Katoatau Getty Images

« J’ai écrit une lettre ouverte au monde l’année dernière, pour informer les gens à propos de toutes les habitations perdues à cause de la montée du niveau des eaux de l’océan. Je ne sais pas combien d’années il faudra pour que nous soyons engloutis. Nous n’avons pas les ressources pour nous sauver. »

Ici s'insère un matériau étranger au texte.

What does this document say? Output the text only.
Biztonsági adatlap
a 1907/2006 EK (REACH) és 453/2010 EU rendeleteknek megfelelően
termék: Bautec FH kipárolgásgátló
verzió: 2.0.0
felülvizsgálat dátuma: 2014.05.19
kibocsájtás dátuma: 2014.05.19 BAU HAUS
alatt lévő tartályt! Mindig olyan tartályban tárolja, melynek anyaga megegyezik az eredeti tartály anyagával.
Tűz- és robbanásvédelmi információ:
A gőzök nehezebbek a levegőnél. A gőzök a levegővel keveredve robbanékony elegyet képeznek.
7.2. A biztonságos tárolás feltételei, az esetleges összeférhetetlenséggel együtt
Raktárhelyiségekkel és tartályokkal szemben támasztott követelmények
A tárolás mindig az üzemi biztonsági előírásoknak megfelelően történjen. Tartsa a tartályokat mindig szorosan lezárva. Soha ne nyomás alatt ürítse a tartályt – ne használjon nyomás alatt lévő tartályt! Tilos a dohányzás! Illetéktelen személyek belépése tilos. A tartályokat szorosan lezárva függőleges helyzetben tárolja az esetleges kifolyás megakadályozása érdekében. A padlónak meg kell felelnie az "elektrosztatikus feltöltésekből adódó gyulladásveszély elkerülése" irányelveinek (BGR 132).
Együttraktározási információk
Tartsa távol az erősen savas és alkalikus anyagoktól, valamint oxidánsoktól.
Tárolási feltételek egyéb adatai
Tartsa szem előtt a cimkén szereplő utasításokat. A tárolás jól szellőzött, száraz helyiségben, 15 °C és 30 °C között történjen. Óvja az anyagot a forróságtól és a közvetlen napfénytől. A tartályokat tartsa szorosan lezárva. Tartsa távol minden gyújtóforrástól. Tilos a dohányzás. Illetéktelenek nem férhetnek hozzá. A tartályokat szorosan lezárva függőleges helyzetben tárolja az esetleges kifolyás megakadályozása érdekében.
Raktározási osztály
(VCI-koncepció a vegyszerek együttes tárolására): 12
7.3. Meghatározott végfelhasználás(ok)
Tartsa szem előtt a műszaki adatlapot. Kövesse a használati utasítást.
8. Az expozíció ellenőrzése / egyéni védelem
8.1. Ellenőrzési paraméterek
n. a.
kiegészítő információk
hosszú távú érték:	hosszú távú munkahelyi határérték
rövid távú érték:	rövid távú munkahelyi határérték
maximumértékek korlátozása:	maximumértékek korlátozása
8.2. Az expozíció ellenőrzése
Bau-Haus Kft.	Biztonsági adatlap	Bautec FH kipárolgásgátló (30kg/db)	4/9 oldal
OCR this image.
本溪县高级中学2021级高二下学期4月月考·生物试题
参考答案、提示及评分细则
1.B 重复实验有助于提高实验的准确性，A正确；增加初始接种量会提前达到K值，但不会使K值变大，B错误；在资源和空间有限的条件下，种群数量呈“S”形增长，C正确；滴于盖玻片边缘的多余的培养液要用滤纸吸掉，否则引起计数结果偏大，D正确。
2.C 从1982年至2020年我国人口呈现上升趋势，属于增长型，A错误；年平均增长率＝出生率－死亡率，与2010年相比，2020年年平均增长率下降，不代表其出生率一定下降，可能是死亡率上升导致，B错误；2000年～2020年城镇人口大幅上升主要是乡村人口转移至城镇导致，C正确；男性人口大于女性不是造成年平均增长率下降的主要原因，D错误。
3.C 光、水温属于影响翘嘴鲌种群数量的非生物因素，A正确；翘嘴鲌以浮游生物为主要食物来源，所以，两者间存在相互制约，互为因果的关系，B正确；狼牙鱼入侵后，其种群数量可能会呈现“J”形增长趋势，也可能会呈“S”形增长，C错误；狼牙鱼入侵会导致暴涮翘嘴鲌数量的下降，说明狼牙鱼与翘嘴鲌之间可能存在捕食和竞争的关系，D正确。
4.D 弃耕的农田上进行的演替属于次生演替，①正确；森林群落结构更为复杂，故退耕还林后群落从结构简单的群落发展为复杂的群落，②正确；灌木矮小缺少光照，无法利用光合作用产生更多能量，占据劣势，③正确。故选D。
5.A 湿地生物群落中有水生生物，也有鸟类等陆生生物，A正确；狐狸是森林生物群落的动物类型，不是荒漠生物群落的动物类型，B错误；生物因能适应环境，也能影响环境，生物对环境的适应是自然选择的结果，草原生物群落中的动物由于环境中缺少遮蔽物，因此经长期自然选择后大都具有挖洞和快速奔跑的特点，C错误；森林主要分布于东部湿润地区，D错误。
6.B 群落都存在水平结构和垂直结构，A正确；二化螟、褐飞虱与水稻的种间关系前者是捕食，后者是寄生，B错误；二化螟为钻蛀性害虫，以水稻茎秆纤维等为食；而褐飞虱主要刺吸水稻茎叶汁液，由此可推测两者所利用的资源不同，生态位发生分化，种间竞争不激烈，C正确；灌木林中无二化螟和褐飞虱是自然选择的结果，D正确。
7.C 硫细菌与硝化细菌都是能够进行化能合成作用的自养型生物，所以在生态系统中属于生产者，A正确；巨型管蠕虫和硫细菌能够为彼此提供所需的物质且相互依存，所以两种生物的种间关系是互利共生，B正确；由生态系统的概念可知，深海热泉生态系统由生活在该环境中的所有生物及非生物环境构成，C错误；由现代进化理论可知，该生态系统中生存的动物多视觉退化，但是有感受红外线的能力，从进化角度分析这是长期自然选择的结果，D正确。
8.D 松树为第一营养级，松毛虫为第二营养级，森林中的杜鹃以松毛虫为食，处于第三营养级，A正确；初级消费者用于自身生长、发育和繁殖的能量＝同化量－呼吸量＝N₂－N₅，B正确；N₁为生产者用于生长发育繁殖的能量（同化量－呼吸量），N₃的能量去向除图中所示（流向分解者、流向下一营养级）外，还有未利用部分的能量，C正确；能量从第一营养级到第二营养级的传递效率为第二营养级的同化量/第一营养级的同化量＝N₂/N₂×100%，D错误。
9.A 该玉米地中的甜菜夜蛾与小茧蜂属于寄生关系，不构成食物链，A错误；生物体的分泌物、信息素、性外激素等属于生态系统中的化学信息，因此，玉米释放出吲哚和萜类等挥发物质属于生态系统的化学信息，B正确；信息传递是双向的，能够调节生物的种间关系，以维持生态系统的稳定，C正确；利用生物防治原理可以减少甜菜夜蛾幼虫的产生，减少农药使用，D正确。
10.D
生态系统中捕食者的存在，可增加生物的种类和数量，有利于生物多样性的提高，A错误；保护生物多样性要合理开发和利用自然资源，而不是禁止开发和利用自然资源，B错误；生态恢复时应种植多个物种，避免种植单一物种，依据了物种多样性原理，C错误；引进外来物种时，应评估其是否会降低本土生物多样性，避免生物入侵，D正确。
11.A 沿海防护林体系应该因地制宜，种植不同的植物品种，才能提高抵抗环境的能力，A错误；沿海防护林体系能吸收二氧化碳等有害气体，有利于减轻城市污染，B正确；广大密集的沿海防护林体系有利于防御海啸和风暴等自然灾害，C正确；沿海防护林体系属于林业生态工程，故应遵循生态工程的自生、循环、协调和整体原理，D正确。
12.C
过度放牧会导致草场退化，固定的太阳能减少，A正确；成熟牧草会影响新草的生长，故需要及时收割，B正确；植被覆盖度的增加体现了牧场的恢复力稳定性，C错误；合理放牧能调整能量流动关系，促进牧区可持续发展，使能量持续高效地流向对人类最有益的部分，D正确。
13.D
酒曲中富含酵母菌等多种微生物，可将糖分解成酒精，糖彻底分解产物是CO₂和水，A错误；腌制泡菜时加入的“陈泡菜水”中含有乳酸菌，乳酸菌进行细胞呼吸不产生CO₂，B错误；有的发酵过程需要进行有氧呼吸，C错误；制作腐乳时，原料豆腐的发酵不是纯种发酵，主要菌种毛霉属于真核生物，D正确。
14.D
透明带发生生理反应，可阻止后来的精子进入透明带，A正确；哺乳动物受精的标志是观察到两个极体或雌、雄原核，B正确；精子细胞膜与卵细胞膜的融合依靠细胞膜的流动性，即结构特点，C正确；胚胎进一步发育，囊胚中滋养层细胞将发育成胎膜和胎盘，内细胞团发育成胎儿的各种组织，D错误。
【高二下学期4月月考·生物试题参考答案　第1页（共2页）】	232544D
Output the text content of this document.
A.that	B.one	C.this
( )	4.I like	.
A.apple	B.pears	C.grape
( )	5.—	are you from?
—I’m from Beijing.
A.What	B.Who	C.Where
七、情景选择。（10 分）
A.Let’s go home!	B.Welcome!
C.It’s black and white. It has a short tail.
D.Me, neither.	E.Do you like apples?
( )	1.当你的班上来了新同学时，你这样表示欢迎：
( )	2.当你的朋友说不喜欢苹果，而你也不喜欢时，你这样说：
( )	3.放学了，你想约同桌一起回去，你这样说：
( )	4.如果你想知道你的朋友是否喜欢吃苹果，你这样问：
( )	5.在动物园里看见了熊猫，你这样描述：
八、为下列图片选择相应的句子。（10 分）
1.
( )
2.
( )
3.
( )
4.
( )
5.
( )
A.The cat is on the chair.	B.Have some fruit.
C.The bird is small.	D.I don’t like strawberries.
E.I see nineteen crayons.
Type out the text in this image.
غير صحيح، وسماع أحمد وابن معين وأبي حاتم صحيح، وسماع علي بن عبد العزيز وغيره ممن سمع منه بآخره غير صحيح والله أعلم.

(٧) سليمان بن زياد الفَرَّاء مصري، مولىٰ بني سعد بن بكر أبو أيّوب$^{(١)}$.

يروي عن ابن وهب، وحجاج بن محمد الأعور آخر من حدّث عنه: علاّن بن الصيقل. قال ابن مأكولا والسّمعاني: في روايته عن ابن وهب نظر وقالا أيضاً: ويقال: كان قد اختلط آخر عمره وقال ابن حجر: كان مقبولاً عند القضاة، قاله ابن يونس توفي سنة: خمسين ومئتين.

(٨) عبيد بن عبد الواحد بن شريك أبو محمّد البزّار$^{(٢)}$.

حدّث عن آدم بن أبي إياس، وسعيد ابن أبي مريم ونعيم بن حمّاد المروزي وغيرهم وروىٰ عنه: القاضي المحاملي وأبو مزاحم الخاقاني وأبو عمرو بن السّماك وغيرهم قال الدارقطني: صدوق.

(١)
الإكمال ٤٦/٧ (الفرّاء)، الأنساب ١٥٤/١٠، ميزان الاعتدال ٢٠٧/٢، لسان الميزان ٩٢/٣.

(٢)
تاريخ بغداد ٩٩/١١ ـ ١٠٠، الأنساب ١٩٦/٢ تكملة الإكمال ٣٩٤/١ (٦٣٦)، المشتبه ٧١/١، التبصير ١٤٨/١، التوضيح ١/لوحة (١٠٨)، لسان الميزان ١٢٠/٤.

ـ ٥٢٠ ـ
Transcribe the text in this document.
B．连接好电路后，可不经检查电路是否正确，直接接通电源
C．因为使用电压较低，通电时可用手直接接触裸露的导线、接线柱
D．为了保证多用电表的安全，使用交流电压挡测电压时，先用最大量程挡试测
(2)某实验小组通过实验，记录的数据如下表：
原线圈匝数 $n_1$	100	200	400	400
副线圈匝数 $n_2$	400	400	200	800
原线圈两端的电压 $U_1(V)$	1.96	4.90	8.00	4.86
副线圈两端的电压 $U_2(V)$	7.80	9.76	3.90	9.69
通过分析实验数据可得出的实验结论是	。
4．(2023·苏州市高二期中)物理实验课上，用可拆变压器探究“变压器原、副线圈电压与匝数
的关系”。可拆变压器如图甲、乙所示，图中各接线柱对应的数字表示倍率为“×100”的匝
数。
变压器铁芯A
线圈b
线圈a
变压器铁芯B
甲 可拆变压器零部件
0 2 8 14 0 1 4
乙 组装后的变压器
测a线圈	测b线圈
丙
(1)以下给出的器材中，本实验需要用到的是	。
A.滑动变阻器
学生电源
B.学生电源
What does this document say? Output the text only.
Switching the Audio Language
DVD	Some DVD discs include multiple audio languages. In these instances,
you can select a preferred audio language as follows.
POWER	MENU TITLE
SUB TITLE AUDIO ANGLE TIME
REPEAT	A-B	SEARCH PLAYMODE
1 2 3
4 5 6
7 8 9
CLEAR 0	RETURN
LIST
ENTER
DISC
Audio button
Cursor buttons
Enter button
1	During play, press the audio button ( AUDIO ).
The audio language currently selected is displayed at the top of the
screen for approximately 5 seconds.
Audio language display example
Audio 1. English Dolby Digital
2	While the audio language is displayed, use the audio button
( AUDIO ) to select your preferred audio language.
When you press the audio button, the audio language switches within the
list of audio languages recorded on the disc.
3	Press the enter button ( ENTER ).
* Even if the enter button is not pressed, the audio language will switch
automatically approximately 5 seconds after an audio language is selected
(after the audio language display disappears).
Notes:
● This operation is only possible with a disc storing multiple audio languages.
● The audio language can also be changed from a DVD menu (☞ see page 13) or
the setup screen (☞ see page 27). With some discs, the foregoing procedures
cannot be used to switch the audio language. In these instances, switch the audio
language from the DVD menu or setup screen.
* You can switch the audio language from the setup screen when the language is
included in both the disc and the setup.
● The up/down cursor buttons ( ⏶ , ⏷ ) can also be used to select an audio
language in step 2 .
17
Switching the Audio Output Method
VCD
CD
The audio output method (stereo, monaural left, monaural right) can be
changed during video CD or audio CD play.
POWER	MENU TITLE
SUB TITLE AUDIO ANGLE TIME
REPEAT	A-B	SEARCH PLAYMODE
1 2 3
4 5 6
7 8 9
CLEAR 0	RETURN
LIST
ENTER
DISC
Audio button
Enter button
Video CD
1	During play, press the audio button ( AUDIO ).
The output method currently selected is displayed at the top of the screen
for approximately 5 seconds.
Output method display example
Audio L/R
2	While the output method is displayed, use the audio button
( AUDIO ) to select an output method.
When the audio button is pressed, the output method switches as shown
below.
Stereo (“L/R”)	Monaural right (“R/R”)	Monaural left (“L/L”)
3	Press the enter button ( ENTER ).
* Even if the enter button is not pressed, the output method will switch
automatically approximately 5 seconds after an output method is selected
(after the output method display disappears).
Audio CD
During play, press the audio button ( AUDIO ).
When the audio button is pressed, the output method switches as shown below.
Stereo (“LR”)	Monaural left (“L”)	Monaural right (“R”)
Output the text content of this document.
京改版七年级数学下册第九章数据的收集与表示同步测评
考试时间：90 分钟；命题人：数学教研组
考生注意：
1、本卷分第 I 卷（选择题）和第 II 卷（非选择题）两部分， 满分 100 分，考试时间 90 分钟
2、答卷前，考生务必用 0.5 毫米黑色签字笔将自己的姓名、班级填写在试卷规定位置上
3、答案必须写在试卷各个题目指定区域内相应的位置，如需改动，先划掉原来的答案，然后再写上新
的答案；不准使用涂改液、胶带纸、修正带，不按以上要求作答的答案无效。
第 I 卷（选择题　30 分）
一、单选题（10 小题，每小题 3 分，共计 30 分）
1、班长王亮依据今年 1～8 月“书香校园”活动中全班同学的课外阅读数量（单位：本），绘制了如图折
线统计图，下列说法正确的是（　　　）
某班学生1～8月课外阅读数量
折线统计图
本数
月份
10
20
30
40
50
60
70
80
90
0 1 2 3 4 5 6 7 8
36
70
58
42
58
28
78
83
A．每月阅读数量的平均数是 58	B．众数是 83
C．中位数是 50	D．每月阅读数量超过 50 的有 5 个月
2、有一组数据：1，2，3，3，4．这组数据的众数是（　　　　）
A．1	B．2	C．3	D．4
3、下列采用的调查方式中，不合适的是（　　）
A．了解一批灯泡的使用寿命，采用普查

David Katoatau explique également que lui et les autres athlètes manquent même de la plus rudimentaire des installations pour pouvoir s’entraîner. « Il n’y avait pas de gymnase quand j’ai commencé à m’entraîner. Il n’y a toujours pas de gymnase aujourd’hui. J’ai travaillé sur la page, sous le soleil brûlant. La barre devenait trop chaude à toucher, il me fallait m’entraîner à six heures du matin. »

Katoatau Getty Images

Katoatau a intégré l’Institut d’Océanie d’haltérophilie aux Fidji quand il avait 16 ans, et il est entrainé par l’Australien Sam Coffa depuis lors. Aujourd’hui, il vit et s’entraîne à Nouméa, en Nouvelle-Calédonie française, dans le Pacifique Sud. 

15e pour ses débuts à Beijing en 2008, il a terminé 6e dans le groupe B à Rio 2016 avec un total de 349 kg, 1 kg de plus que lors de sa victoire aux Jeux du Commonwealth 2014. Il a réussi ses cinq premières tentatives, mais a manqué la dernière. Il a alors embrassé la barre et s’est mis à danser sur le plateau, ardemment encouragé par le public. « Je danserai encore cette nuit », a-t-il dit. 

Portant son regard vers l'avenir, David Katoatau a déjà en poche son diplôme d’entraineur et il a bien l’intention d’aider les autres à suivre ses traces, quand sa carrière sportive s’arrêtera. Mais pour l’instant, son objectif majeur est d’aller défendre son titre aux Jeux du Commonwealth 2018.